FUNCTION scale(width_scale_factor, height_scale_factor)
new_width := img_width * width_scale_factor
new_height := img_height * height_scale_factor
inv_width_scale_factor := 1 / width_scale_factor
inv_height_scale_factor := 1 / width_height_factor
new_img_data := ARRAY OF (new_width * new_height * num_channels)
FOR row TO new_height
FOR col TO new_width
new_index := (new_width * row + col) * num_channels
// nearest neighbor interpolation
old_row_index := round(row * inv_width_scale_factor)
old_col_index := round(col * inv_height_scale_factor)
old_index := (img_width * old_row_index + old_col_index) * num_channels
new_img_data[new_index] := img_data[old_index]
IF num_channels = 3
new_img_data[new_index + 1] := img_data[old_index + 1]
new_img_data[new_index + 2] := img_data[old_index + 2]
END IF
END FOR
END FOR
img_data := new_img_data
img_width := new_width
img_height := new_height
END FUNCTION
Additional Image Processing Resources
If you want a more formal understanding of image processing the Gonzalez & Woods textbook is to my understanding the standard textbook for image processing; personally I’ve been going through it and it’s been very good. There’s also some great lectures on YouTube by Rich Radke, which go over a good portion of the book. With that being said the content is not the most easily digestible, especially if you haven’t taken college level math courses.
The YouTube channel ComputerPhile has an image processing playlist that is quite good; their channel is also a great resource for a variety of CS related topics. If you’re more interested in artistic image processing, The Coding Train is a treasure trove of artistic image manipulations and animations.

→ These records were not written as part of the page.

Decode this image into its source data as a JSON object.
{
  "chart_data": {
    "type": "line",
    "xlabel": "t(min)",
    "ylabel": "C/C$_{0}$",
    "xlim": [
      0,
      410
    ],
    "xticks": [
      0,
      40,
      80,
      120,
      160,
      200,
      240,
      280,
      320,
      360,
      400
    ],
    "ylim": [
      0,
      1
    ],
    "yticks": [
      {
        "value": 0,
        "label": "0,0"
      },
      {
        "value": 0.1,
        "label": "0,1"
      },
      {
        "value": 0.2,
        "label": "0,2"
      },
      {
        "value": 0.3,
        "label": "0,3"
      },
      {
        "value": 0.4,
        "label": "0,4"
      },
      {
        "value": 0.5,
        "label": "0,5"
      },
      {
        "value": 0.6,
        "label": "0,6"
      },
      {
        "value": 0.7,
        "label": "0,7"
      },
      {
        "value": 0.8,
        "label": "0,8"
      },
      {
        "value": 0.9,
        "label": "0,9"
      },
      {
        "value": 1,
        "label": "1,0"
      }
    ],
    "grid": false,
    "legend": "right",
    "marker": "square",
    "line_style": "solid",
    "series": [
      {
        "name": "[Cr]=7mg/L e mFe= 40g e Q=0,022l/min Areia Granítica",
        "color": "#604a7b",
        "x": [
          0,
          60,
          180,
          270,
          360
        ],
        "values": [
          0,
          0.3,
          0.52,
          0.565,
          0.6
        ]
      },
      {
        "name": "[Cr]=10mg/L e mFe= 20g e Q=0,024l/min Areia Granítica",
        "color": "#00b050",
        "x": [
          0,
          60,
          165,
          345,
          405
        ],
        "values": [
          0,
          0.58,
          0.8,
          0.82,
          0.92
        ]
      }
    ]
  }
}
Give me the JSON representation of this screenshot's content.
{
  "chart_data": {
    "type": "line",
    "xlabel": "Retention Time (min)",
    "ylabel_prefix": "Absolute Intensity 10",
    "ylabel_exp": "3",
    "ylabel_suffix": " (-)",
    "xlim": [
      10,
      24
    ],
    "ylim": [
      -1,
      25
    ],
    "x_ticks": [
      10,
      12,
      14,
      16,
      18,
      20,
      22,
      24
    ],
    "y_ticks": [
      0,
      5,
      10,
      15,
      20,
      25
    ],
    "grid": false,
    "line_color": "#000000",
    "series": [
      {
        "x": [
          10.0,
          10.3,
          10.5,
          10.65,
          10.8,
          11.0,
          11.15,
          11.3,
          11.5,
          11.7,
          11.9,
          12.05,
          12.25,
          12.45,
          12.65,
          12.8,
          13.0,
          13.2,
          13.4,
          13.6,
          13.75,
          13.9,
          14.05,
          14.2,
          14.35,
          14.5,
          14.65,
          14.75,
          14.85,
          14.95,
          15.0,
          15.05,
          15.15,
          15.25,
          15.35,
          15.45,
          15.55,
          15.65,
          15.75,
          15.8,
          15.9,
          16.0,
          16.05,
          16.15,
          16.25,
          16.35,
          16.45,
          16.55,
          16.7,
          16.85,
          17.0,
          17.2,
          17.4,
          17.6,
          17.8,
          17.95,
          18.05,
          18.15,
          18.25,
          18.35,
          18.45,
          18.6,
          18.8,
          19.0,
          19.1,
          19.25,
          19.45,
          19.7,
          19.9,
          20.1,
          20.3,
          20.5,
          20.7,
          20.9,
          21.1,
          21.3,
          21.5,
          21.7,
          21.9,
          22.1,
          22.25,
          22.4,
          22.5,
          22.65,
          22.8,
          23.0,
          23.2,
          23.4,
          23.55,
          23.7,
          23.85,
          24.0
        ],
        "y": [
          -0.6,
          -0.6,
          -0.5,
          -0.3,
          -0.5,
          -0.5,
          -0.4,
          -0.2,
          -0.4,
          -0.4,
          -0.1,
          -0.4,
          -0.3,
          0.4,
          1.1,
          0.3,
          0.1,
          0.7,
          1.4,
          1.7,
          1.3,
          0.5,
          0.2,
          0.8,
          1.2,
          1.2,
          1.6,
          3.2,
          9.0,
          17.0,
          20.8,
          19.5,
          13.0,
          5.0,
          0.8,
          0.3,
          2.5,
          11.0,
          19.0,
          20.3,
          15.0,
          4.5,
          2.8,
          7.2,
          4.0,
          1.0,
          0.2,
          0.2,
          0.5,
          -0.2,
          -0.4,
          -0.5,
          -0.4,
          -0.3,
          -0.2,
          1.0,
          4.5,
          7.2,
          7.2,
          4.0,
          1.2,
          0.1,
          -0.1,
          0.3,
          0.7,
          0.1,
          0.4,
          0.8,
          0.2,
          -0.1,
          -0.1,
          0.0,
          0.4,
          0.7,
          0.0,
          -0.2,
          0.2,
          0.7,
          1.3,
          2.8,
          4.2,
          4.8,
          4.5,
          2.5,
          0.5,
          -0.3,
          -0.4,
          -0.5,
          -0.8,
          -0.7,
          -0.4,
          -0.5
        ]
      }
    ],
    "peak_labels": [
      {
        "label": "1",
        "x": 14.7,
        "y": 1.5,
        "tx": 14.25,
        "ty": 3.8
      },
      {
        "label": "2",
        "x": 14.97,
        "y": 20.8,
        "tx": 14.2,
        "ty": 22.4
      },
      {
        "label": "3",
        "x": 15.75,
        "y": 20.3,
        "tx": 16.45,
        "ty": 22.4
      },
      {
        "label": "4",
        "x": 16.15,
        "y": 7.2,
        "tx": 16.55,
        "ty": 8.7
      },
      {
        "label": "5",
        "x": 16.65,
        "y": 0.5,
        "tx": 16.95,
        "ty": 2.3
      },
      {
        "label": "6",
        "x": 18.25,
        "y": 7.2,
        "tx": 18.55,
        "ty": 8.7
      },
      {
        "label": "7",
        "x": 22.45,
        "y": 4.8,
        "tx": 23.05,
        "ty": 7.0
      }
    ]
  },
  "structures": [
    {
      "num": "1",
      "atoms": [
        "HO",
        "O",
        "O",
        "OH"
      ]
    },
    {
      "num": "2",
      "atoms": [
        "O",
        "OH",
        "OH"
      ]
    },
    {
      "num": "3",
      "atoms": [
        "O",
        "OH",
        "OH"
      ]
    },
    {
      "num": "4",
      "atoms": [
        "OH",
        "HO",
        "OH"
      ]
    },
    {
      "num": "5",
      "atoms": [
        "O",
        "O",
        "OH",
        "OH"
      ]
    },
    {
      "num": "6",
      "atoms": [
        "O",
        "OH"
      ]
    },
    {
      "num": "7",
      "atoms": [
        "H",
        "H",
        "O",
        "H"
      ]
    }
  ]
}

Finally the last resource I have to recommend is ChatGPT. If it generates code for you there’s a good chance it won’t work, and it may get small details wrong, but I’ve found it the best place to start when researching how to create a certain effect. Usually I use it as jumping off point to dig deeper into a topic, as it gives you enough background information to more easily search google, and understand more technical articles.